Certains fument la pipe. La bourrer et l'allumer donne une contenance opportune, le petit temps de réflexion qui va faire basculer une argumentation, conclure une négociation.
Certains autres, moins nombreux sans doute, font la vaisselle. Non pour un bref instant d'alibi, une concentration rapide ou une fuite habile ! Pour des méditations plus amples et décisives. Ils apprécient cependant que la vaisselle ne soit ni trop abondante ni trop grasse. Les mains dans l'eau, attentif à lustrer la moindre petite cuillère, ils tournent le dos aux anecdotes d'après repas pour entrer dans les interrogations, qui, depuis quelques jours, s'accrochent comme un lierre aux soucis quotidiens.
Aucun de ces heureux plongeurs ne le devient par hasard ou par défaut, pas souci du couple. Ils deviennent plongeurs par nécessité vitale. Laver la vaisselle devient une arme stratégique ! Inutile d'y rechercher du plaisir. Pas plus que chez la plupart de leurs congénères qui ne s'adonnent jamais à l'exercice et n'y voient que du temps perdu, un imbécile mépris pour l'appareil électrique, un prétexte fallacieux résumé dans : "économie d'énergie et couche d'ozone".

Pour notre plongeur, le refuge dans la vaisselle est devenu un art qui nécessite technique et méthode.
Penché de toute sa taille au dessus des bacs en inox, au risque de réduire maladroitement sa stature et son prestige, il sait trier les éléments du couvert et de la cuisine, les ranger à proximité selon le volume, l'utilisation, ce qui casse et ce qui coupe. Au fur et à mesure qu'il découvre les déchets et le degré d'appétit des convives, il dédaigne, sans haut-le-cœur, les délices du repas pour ne se souvenir que des charmes de la table : voisines et voisins, conversations et apartés. Pendant cette période délicate de préparation au cours de laquelle une pile d'assiettes peut glisser des mains et s'éparpiller en puzzle sur le sol, ses pensées glissent doucement vers le résumé de la situation préoccupante.
Il est temps pour lui de se replier sur l'objet de son obsession, de faire mine de se concentrer sur la vaisselle et surtout de concentrer ses pensées ! Les minutes lui sont comptées.

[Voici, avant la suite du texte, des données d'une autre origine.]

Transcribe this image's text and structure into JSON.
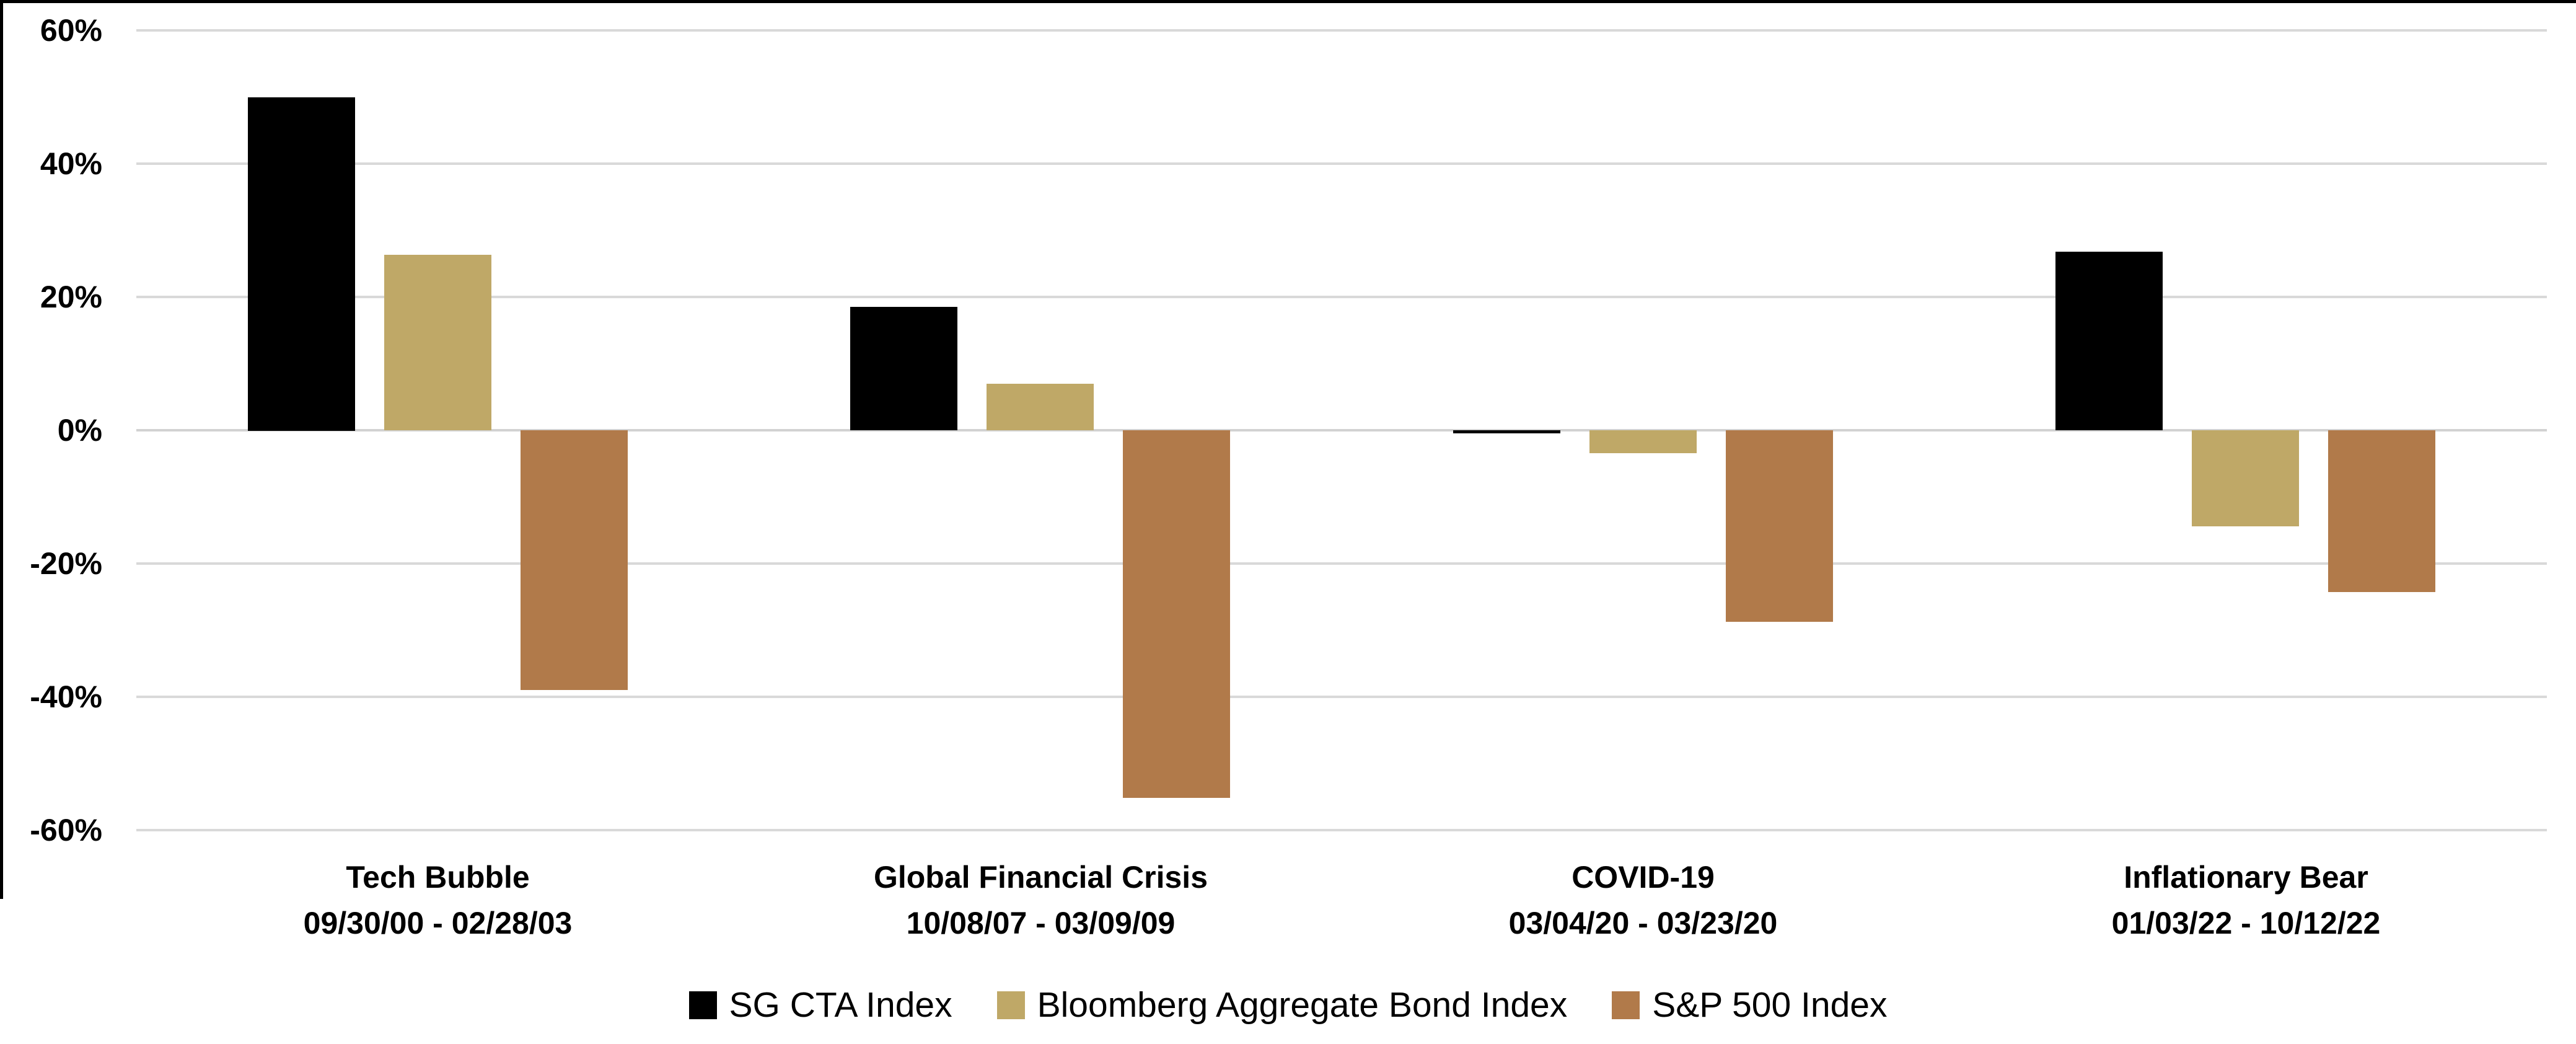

Gare ! Tout à la préoccupation de rejoindre une partie secrète de son monde, il sait par expérience que l'une des premières précautions consiste à doser la chaleur de l'eau et du produit de lavage afin d'éviter les effets de brûlures et la rupture des idées qui s'en suivent, tout comme les débordements de mousse qui provoqueraient l'intervention intempestive de la maîtresse de maison. Le débit du robinet ne couvre pas les voix alentour mais construit une cloison sonore fictive. Seul, le rythme du frottement de l'éponge et la vision sans intérêt des changements de couleurs de l'eau sale, entretiennent la désagréable impression que les conditions sont factices et fragiles. Le contrôle de la propreté et la lente précision du rangement sur l'égouttoir prolongent heureusement la solitude au gré des besoins de la réflexion.
Les mouvements du plongeur, ses gestes machinaux et ceux plus heurtés, liés aux aléas de l'exercice, ne laissent aucunement deviner le rythme et l'intensité des pensées. Depuis qu'il a découvert ce refuge sauvage et vulgaire, l'isolement promis lui est autant une jouissance et une brève lâcheté qu'une nécessité. L'instant est volé mais ne dure pas. Sa conscience est sauve ! Il semble participer au partage inégal du ménage alors qu'il se referme sur lui-même. Personne n'est dupe ! La discrétion et la patience s'impose à tous. L'importance est dans la sortie de l'épreuve. S'il plisse le front et baisse les yeux sur le torchon avec lequel il s'essuie les mains, le bénéfice de la vaisselle se résume à la participation ménagère. S'il porte immédiatement son regard sur la compagnie et prend le sourire conquérant du compagnon modèle, cela signifie que le lavage à la main a également lavé des inquiétudes au plus profond de son intimité, et révélé les perspectives qui se faisaient attendre.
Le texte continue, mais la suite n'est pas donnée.